Consumers and taxpayers are eyeing two important deadlines for the Hawaii Health Connector, the insurance marketplace established by the state Legislature in 2011 to provide access to health policies under the Affordable Care Act (ACA).
March 31 is the deadline for individuals and families to enroll in a health plan to avoid tax penalties and/or be eligible to receive tax subsidies. This is an important date for up to 100,000 uninsured residents in the islands, as many as half of whom may qualify for coverage under the expanded Medicaid program.
For a much larger group of Hawaii taxpayers, another critical date is Jan. 1, 2015. That’s when federal funds for the Health Connector will likely dry up, requiring the Connector to pay for its operations from other sources of revenue. The best estimate for the amount of funding needed to sustain Connector operations beyond this year is $15 million annually.
Whether state taxpayers will be on the hook to cover Connector expenses beyond the current year, and how future revenues may be generated, are topics of heated debate in the current Legislature. Potential solutions range from making the Health Connector a state agency to assessing fees on all health insurance plans sold both in and outside the exchange.
AARP Hawaii holds firm to the position that taxpayers must not be held responsible for footing the bill until the Connector provides the Legislature with an acceptable and detailed sustainability plan. This plan is critical to lawmakers’ ability to make an informed decision. The plan should focus on three critical elements: 1) What the Connector’s expenses are; 2) How it plans to generate revenue going forward; and 3) How it intends to increase enrollment in health plans.
Without a detailed accounting of expenses and revenues, making the Connector a state agency would be like writing a blank check.
The sustainability challenge facing the Hawaii Health Connector — and state legislators themselves — stems from the Connector’s establishment as a private, nonprofit organization. It is the only exchange in the nation structured this way. As such, it has not been subject to Hawaii sunshine laws, and has permitted Connector board members, including representatives of the health insurers themselves, to conduct business beyond the public view.
AARP Hawaii has long protested this lack of transparency and accountability, and now the proverbial chickens are coming home to roost.
Hawaii consumers deserve a more open and accessible Connector as work shifts to the core mission of locating and enrolling the thousands of people who have no health insurance, ensuring that these people get the financial support to which they are entitled.
The Hawaii Health Connector must immediately make public its financial sustainability plan. Its directors must take a hard look at operations over the next three-to-five years, minimize expenses and identify realistic sources of revenue.

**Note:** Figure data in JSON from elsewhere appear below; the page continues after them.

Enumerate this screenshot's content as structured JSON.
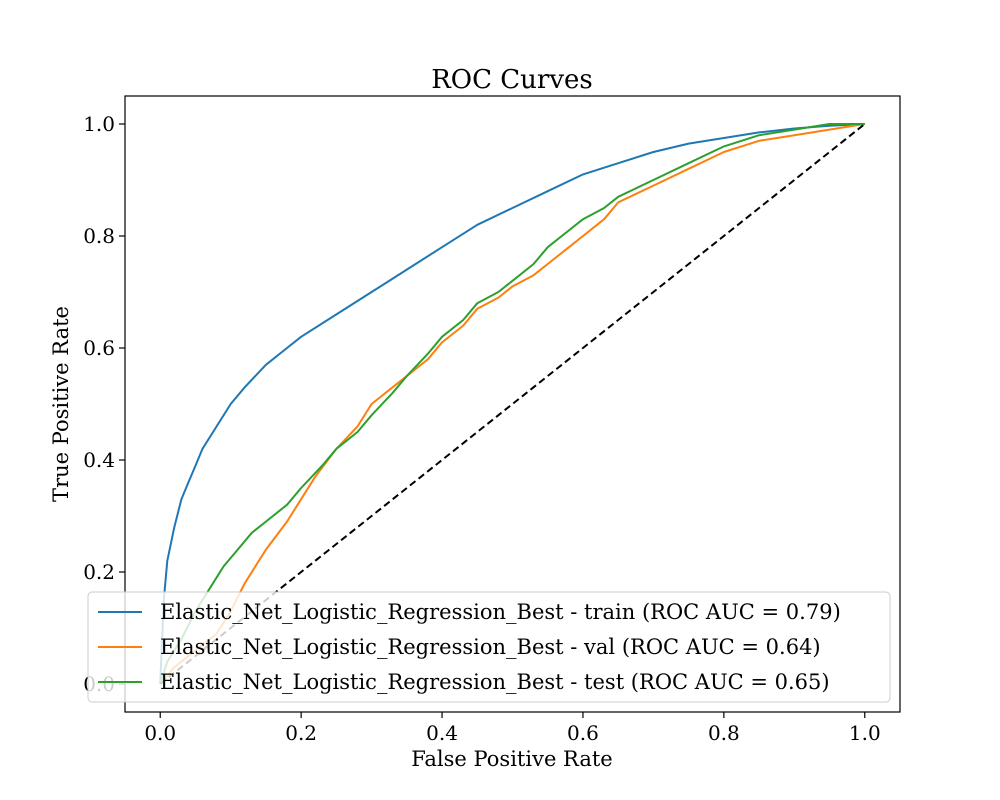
{
  "chart_data": {
    "type": "line",
    "title": "ROC Curves",
    "xlabel": "False Positive Rate",
    "ylabel": "True Positive Rate",
    "xlim": [
      -0.05,
      1.05
    ],
    "ylim": [
      -0.05,
      1.05
    ],
    "xticks": [
      "0.0",
      "0.2",
      "0.4",
      "0.6",
      "0.8",
      "1.0"
    ],
    "yticks": [
      "0.0",
      "0.2",
      "0.4",
      "0.6",
      "0.8",
      "1.0"
    ],
    "legend_position": "lower-right",
    "grid": false,
    "series": [
      {
        "name": "Elastic_Net_Logistic_Regression_Best - train (ROC AUC = 0.79)",
        "color": "#1f77b4",
        "x": [
          0,
          0.005,
          0.01,
          0.02,
          0.03,
          0.04,
          0.05,
          0.06,
          0.08,
          0.1,
          0.12,
          0.15,
          0.18,
          0.2,
          0.25,
          0.3,
          0.35,
          0.4,
          0.45,
          0.5,
          0.55,
          0.6,
          0.65,
          0.7,
          0.75,
          0.8,
          0.85,
          0.9,
          0.95,
          1.0
        ],
        "y": [
          0,
          0.15,
          0.22,
          0.28,
          0.33,
          0.36,
          0.39,
          0.42,
          0.46,
          0.5,
          0.53,
          0.57,
          0.6,
          0.62,
          0.66,
          0.7,
          0.74,
          0.78,
          0.82,
          0.85,
          0.88,
          0.91,
          0.93,
          0.95,
          0.965,
          0.975,
          0.985,
          0.992,
          0.997,
          1.0
        ]
      },
      {
        "name": "Elastic_Net_Logistic_Regression_Best - val (ROC AUC = 0.64)",
        "color": "#ff7f0e",
        "x": [
          0,
          0.02,
          0.05,
          0.08,
          0.1,
          0.12,
          0.15,
          0.18,
          0.2,
          0.22,
          0.25,
          0.28,
          0.3,
          0.33,
          0.35,
          0.38,
          0.4,
          0.43,
          0.45,
          0.48,
          0.5,
          0.53,
          0.55,
          0.58,
          0.6,
          0.63,
          0.65,
          0.7,
          0.75,
          0.8,
          0.85,
          0.9,
          0.95,
          1.0
        ],
        "y": [
          0,
          0.03,
          0.06,
          0.09,
          0.13,
          0.18,
          0.24,
          0.29,
          0.33,
          0.37,
          0.42,
          0.46,
          0.5,
          0.53,
          0.55,
          0.58,
          0.61,
          0.64,
          0.67,
          0.69,
          0.71,
          0.73,
          0.75,
          0.78,
          0.8,
          0.83,
          0.86,
          0.89,
          0.92,
          0.95,
          0.97,
          0.98,
          0.99,
          1.0
        ]
      },
      {
        "name": "Elastic_Net_Logistic_Regression_Best - test (ROC AUC = 0.65)",
        "color": "#2ca02c",
        "x": [
          0,
          0.01,
          0.03,
          0.05,
          0.07,
          0.09,
          0.11,
          0.13,
          0.15,
          0.18,
          0.2,
          0.23,
          0.25,
          0.28,
          0.3,
          0.33,
          0.35,
          0.38,
          0.4,
          0.43,
          0.45,
          0.48,
          0.5,
          0.53,
          0.55,
          0.58,
          0.6,
          0.63,
          0.65,
          0.7,
          0.75,
          0.8,
          0.85,
          0.9,
          0.95,
          1.0
        ],
        "y": [
          0,
          0.04,
          0.08,
          0.13,
          0.17,
          0.21,
          0.24,
          0.27,
          0.29,
          0.32,
          0.35,
          0.39,
          0.42,
          0.45,
          0.48,
          0.52,
          0.55,
          0.59,
          0.62,
          0.65,
          0.68,
          0.7,
          0.72,
          0.75,
          0.78,
          0.81,
          0.83,
          0.85,
          0.87,
          0.9,
          0.93,
          0.96,
          0.98,
          0.99,
          1.0,
          1.0
        ]
      }
    ],
    "reference_line": {
      "x": [
        0,
        1
      ],
      "y": [
        0,
        1
      ],
      "color": "#000000",
      "style": "dashed"
    }
  }
}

Operating expenses must be subject to legislative scrutiny: staffing levels, salaries, benefits, lease rental, travel, contracted services — everything.
Connector sustainability is non-negotiable. It has been a requirement of the ACA from the beginning and is now a major concern of the Legislature as it ponders the Connector’s future from functional and financial perspectives.
Sadly, the Connector board has failed to live up to its obligations to the people of Hawaii.
Now, it’s up to the Legislature to ask the hard questions to come to the right decisions. Hawaii taxpayers deserve nothing less.
As the adage says, "There’s never time to do it right, but there’s always time to do it over."
Let’s get the Connector right this time.